Christopher Le Dantec: Designing Publics
Abstract: This talk addresses how community-based design can be developed to sustain interventions for community engagement and empowerment. Christopher Le Dantec argues that by building atop PD, designers working in community settings are not simply creating end products, but are designing publics: socio-technical articulations that address the different tensions, boundaries, and values present in community contexts.
These publics are supported by three pillars used to shape the design space and provide end-points against which to assess or reflect on the designed outcomes: issues are the first pillar and act as a concrete bounding to both the public and the design space—it is through the articulation of issues that individuals form into publics; attachments describe the relationships that develop between the public and the definitional issues— attachments carry bi-direction relations as “dependencies on” or “commitments to” different resources, constituencies, or desired outcomes; finally infrastructuring describes the design work of integrating socio-technical responses to issues by way of expressing, forming, and altering the attachments contained within the public.
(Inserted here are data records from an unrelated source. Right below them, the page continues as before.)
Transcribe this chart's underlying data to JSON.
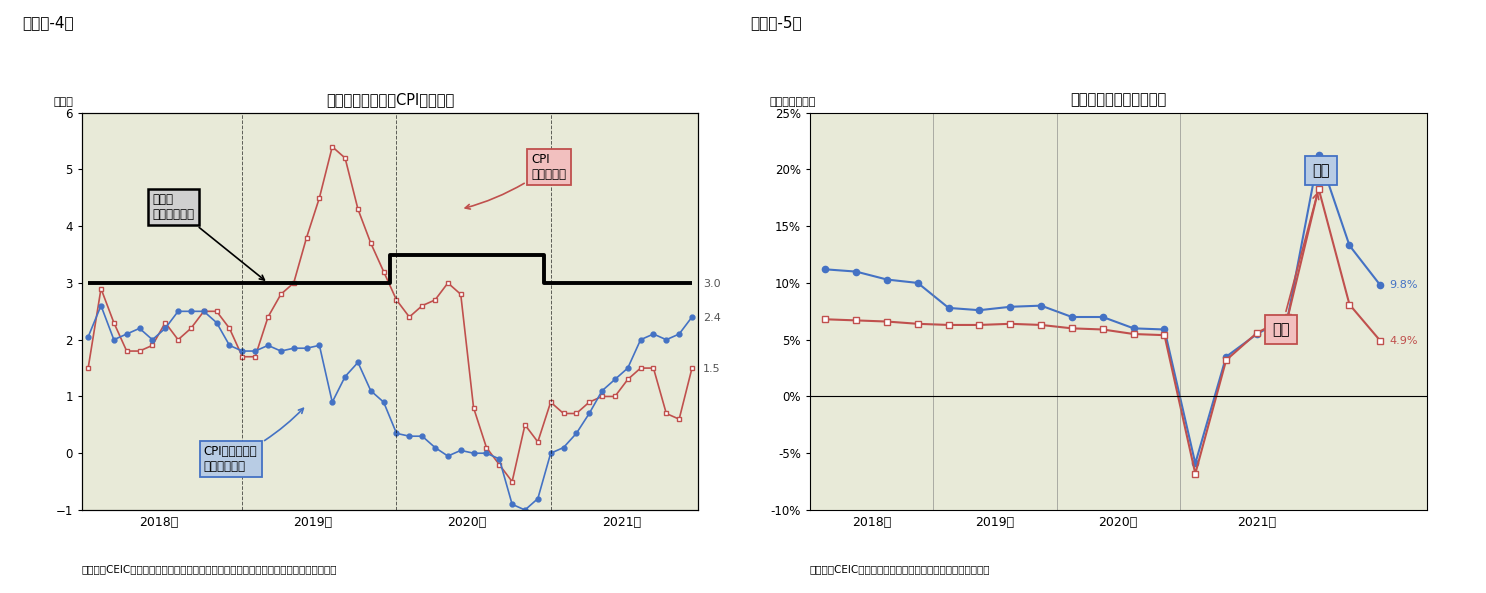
{
  "fig4_title": "消費者物価指数（CPI）の推移",
  "fig4_ylabel": "（％）",
  "fig4_source": "（資料）CEIC（出所は中国国家統計局）のデータ、及び中国政府の公表資料を元に作成",
  "fig4_header": "（図表-4）",
  "fig4_ylim": [
    -1,
    6
  ],
  "fig4_yticks": [
    -1,
    0,
    1,
    2,
    3,
    4,
    5,
    6
  ],
  "fig4_bg": "#e8ead8",
  "cpi_yall": [
    1.5,
    2.9,
    2.3,
    1.8,
    1.8,
    1.9,
    2.3,
    2.0,
    2.2,
    2.5,
    2.5,
    2.2,
    1.7,
    1.7,
    2.4,
    2.8,
    3.0,
    3.8,
    4.5,
    5.4,
    5.2,
    4.3,
    3.7,
    3.2,
    2.7,
    2.4,
    2.6,
    2.7,
    3.0,
    2.8,
    0.8,
    0.1,
    -0.2,
    -0.5,
    0.5,
    0.2,
    0.9,
    0.7,
    0.7,
    0.9,
    1.0,
    1.0,
    1.3,
    1.5,
    1.5,
    0.7,
    0.6,
    1.5
  ],
  "cpi_yex": [
    2.05,
    2.6,
    2.0,
    2.1,
    2.2,
    2.0,
    2.2,
    2.5,
    2.5,
    2.5,
    2.3,
    1.9,
    1.8,
    1.8,
    1.9,
    1.8,
    1.85,
    1.85,
    1.9,
    0.9,
    1.35,
    1.6,
    1.1,
    0.9,
    0.35,
    0.3,
    0.3,
    0.1,
    -0.05,
    0.05,
    0.0,
    0.0,
    -0.1,
    -0.9,
    -1.0,
    -0.8,
    0.0,
    0.1,
    0.35,
    0.7,
    1.1,
    1.3,
    1.5,
    2.0,
    2.1,
    2.0,
    2.1,
    2.4
  ],
  "cpi_color": "#c0504d",
  "cpi_ex_color": "#4472c4",
  "target_line_color": "#000000",
  "cpi_label": "CPI\n（前年比）",
  "cpi_ex_label": "CPI（前年比）\n（除く食品）",
  "gov_label": "政府の\n物価抑制目標",
  "fig4_xlabels": [
    "2018年",
    "2019年",
    "2020年",
    "2021年"
  ],
  "fig5_title": "名目成長率と実質成長率",
  "fig5_ylabel": "（前年同期比）",
  "fig5_source": "（資料）CEIC（出所は中国国家統計局）のデータを元に作成",
  "fig5_header": "（図表-5）",
  "fig5_ylim": [
    -10,
    25
  ],
  "fig5_yticks": [
    -10,
    -5,
    0,
    5,
    10,
    15,
    20,
    25
  ],
  "fig5_yticklabels": [
    "-10%",
    "-5%",
    "0%",
    "5%",
    "10%",
    "15%",
    "20%",
    "25%"
  ],
  "fig5_bg": "#e8ead8",
  "nominal_y": [
    11.2,
    11.0,
    10.3,
    10.0,
    7.8,
    7.6,
    7.9,
    8.0,
    7.0,
    7.0,
    6.0,
    5.9,
    -5.9,
    3.5,
    5.5,
    7.0,
    21.3,
    13.3,
    9.8
  ],
  "real_y": [
    6.8,
    6.7,
    6.6,
    6.4,
    6.3,
    6.3,
    6.4,
    6.3,
    6.0,
    5.9,
    5.5,
    5.4,
    -6.8,
    3.2,
    5.6,
    7.0,
    18.3,
    8.1,
    4.9
  ],
  "nominal_color": "#4472c4",
  "real_color": "#c0504d",
  "fig5_xlabels": [
    "2018年",
    "2019年",
    "2020年",
    "2021年"
  ],
  "nom_label": "名目",
  "real_label": "実質"
}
Le Dantec will explore the framing of issues, attachments, and infrastructuring through several different examples derived from past and present community-based projects.
Christopher Le Dantec is an Assistant Professor of Digital Media in the School of Literature, Media, and Communication at Georgia Tech. His research in Human- Computer Interaction (HCI) and Computer-Supported Cooperative Work (CSCW) is focused on integrating theoretical, empirical, and design-based investigations of community technologies.
With an interest in digital disparities, he examines alternate constraints on mobile computing in urban life, information technology and social institutions, and the use of participatory design for articulating social issues and constructing publics. His research touches a number of different domains, including: computer-supported cooperative work, social computing, urban computing, human- computer interaction, and values in design.